Setelah menyusun puisi-puisinya yang berserakan di media massa dalam “Tembang Temba-kau” (2008), “Tentang jejak yang Hilang” (2016), dan “Panorama Senja” (2018), tahun ini pria yang bekerja sebagai buruh salah satu perusahaan rokok besar di Kudus kembali menerbitkan “Pijar Api  Zikir Puisi

Buku puisi terbaru Jumari HS itu menjadi salah satu buku yang paling banyak dicari di event Pertemuan Penyair Nusantara (PPN) XI di Kudus, bulan lalu. Pijar Api Zikir Puisi ini secara resmi baru akan diluncurkan berbarengan dengan peringatan hari lahir Jumari November nanti.
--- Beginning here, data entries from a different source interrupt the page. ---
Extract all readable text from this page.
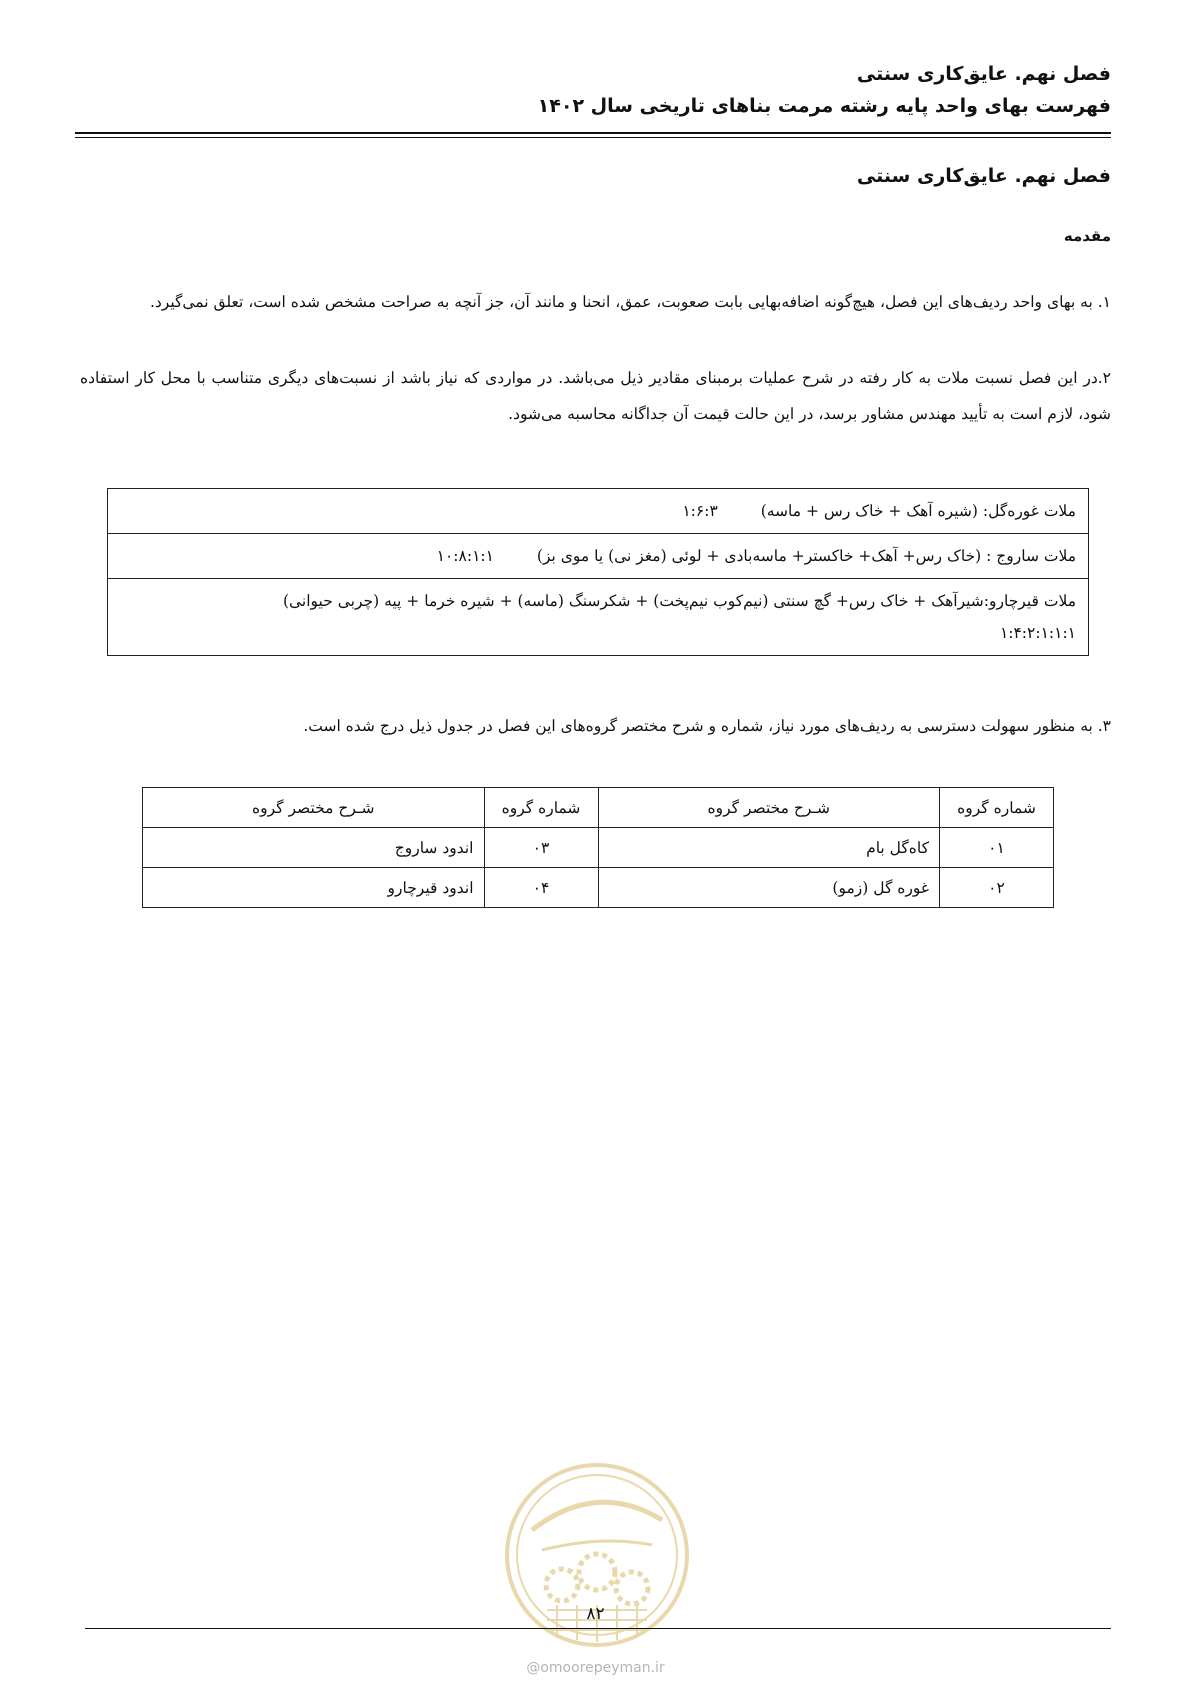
فصل نهم. عایق‌کاری سنتی
فهرست بهای واحد پایه رشته مرمت بناهای تاریخی سال ۱۴۰۲
فصل نهم. عایق‌کاری سنتی
مقدمه
۱. به بهای واحد ردیف‌های این فصل، هیچ‌گونه اضافه‌بهایی بابت صعوبت، عمق، انحنا و مانند آن، جز آنچه به صراحت مشخص شده است، تعلق نمی‌گیرد.
۲.در این فصل نسبت ملات به کار رفته در شرح عملیات برمبنای مقادیر ذیل می‌باشد. در مواردی که نیاز باشد از نسبت‌های دیگری متناسب با محل کار استفاده شود، لازم است به تأیید مهندس مشاور برسد، در این حالت قیمت آن جداگانه محاسبه می‌شود.
ملات غوره‌گل: (شیره آهک + خاک رس + ماسه) ۱:۶:۳
ملات ساروج : (خاک رس+ آهک+ خاکستر+ ماسه‌بادی + لوئی (مغز نی) یا موی بز) ۱۰:۸:۱:۱
ملات قیرچارو:شیرآهک + خاک رس+ گچ سنتی (نیم‌کوب نیم‌پخت) + شکرسنگ (ماسه) + شیره خرما + پیه (چربی حیوانی)
۱:۴:۲:۱:۱:۱
۳. به منظور سهولت دسترسی به ردیف‌های مورد نیاز، شماره و شرح مختصر گروه‌های این فصل در جدول ذیل درج شده است.
شماره گروه	شـرح مختصر گروه	شماره گروه	شـرح مختصر گروه
۰۱	کاه‌گل بام	۰۳	اندود ساروج
۰۲	غوره گل (زمو)	۰۴	اندود قیرچارو
۸۲
@omoorepeyman.ir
Namun pada PPN XI lalu, Pijar Api Zikir Puisi banyak dicari oleh penyair dari berbagai pelosok Nusantara yang hadir. Pijar Api Zikir Puisi banyak bercerita sisi spiritual Jumari setelah mengalami koma karena kondisi kesehatan yang memburuk, 2011 lalu.

Buku Puisi itu disunting oleh penyair asal Madura, Mahwi Air Tawar. Pijar Api Zikir Puisi memiliki makna dalam bagi Jumari. Pijar Api menyimbolkan semangat atau harapan hidup yang terus menyala dalam bentuk ranah estetika puisi. Zikir puisi merupakan gambaran perjalanan spiritual kehidupan yang dia alami.
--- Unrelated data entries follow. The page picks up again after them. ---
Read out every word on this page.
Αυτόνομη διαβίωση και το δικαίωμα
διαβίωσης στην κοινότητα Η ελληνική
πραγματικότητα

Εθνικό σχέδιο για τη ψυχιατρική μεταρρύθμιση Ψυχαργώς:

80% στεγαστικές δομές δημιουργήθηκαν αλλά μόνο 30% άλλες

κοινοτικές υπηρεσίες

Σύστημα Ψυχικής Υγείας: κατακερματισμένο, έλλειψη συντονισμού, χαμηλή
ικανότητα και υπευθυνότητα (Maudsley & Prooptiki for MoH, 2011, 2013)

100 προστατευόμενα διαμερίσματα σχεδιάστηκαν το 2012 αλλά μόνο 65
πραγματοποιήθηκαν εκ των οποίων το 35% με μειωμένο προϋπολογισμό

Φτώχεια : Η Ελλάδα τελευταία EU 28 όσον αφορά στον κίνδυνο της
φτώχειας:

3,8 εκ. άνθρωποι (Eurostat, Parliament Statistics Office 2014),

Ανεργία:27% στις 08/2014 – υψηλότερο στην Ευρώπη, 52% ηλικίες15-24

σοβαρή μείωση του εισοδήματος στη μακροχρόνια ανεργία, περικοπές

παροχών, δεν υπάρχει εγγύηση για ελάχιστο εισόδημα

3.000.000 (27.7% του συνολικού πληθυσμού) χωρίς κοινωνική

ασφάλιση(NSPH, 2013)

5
Dalam buku setebal 110 halaman itu, Jumari memang banyak mengumbar hubungan kehidupannya dengan Tuhan. Dalam “Sembahyang di Bebatuan” misalnya, Jumari menulis //Aku sembahyang di bebatuan/Sembilan puuh sembilan kerikil tasbihku/larut dalam tahmid sampai membayang kematian/dalam hembusan angin kebahagiaan//

Dia melanjutkan //Aku sembahyang di bebatuan/bayangkan diri rumput : pasrah pada angin, pada cuaca, nafasku menjelma daun, diterbangkan takdir//

Pijar Api Zikir Puisi ini menjadi refleksi Jumari atas perjalanan dan perjumpaan-perjumpaan hidupnya dengan banyak peristiwa. Baik itu peristiwa yang terjadi dalam kehidupan dirinya, di sekitarnya, dan masyarakat Indonesia pada umumnya.

Produktif dalam menulis, Jumari mengaku tak ada tips khusus menulis puisi atau formula khusus dalam menerjemahkan imajinasinya dalam bentuk puisi. Tidak ada pola khusus dalam menyusun setiap bait. Setiap kata dalam puisinya mencerminkan letupan spontanitas Jumari dalam mengekspresikan apa yang dia rasakan.
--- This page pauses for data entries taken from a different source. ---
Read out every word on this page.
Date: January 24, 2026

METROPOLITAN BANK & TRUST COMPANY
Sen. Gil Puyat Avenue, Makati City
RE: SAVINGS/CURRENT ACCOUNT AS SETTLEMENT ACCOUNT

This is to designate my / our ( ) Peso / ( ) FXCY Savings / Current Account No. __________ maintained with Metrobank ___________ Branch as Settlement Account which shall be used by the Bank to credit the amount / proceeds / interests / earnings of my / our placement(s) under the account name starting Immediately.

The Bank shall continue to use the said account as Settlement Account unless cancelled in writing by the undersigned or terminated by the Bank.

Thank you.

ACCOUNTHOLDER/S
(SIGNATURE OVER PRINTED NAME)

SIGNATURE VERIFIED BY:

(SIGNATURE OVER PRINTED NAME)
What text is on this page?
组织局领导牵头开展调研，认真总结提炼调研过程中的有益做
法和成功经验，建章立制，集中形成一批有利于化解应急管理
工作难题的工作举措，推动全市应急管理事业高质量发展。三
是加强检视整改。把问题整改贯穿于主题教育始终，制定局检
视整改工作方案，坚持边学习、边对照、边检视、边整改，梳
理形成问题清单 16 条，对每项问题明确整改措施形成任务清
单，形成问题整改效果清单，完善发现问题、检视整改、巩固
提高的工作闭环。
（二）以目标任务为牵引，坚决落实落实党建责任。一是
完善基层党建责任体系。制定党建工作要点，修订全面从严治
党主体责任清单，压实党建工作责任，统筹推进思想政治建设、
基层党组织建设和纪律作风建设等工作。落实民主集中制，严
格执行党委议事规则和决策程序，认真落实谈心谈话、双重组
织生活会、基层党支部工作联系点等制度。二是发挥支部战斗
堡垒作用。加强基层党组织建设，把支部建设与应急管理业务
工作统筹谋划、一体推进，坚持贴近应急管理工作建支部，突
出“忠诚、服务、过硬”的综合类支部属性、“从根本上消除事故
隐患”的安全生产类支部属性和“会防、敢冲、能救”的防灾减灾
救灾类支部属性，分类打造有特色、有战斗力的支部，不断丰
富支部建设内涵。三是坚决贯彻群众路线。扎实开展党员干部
Dalam menulis, Jumari tak mau terbelenggu dengan teori-teori puisi, atau pola-pola penulisan yang ada. Baginya, puisi lahir karena menuangkan kejujuran apa yang dia alami. “Hari-hari saya adalah puisi. Hampir setiap hari saya menemukan ide untuk ditulis menjadi puisi. Modal dalam menulis puisi bagi saya adalah kejujuran,” katanya suatu ketika.

Karena saban hari berpuisi, Jumari dengan enteng menulis tentang Tuhan, hubungannya dengan tuhan, cinta dalam arti sebenarnya, kemudian melompat menyinggung solidaritas sesama manusia saat terjadi gempa bumi, hingga menyinggung soal matematika. Ya.. Matematika yang soal ilmu berhitung itu. 

Dalam “Belajar Matematika” Jumari menulis //Belajar matematika/angka demi angka aku hitung/temukan nilainya/dan dalam angka demi angka/aku tak menemukan dosa//

Bisa jadi, puisi di atas menyindir orang yang pandai berhitung, namun ujung-ujungnya kepandaiannya itu untuk mencari angka-angka yang menguntungkannya (baca : korupsi).

Bagi kamu yang baru suka puisi, atau suka membaca puisi dengan diksi dan narasi yang tidak njlimet, puisi-puisi Jumari HS saya rekomendasikan.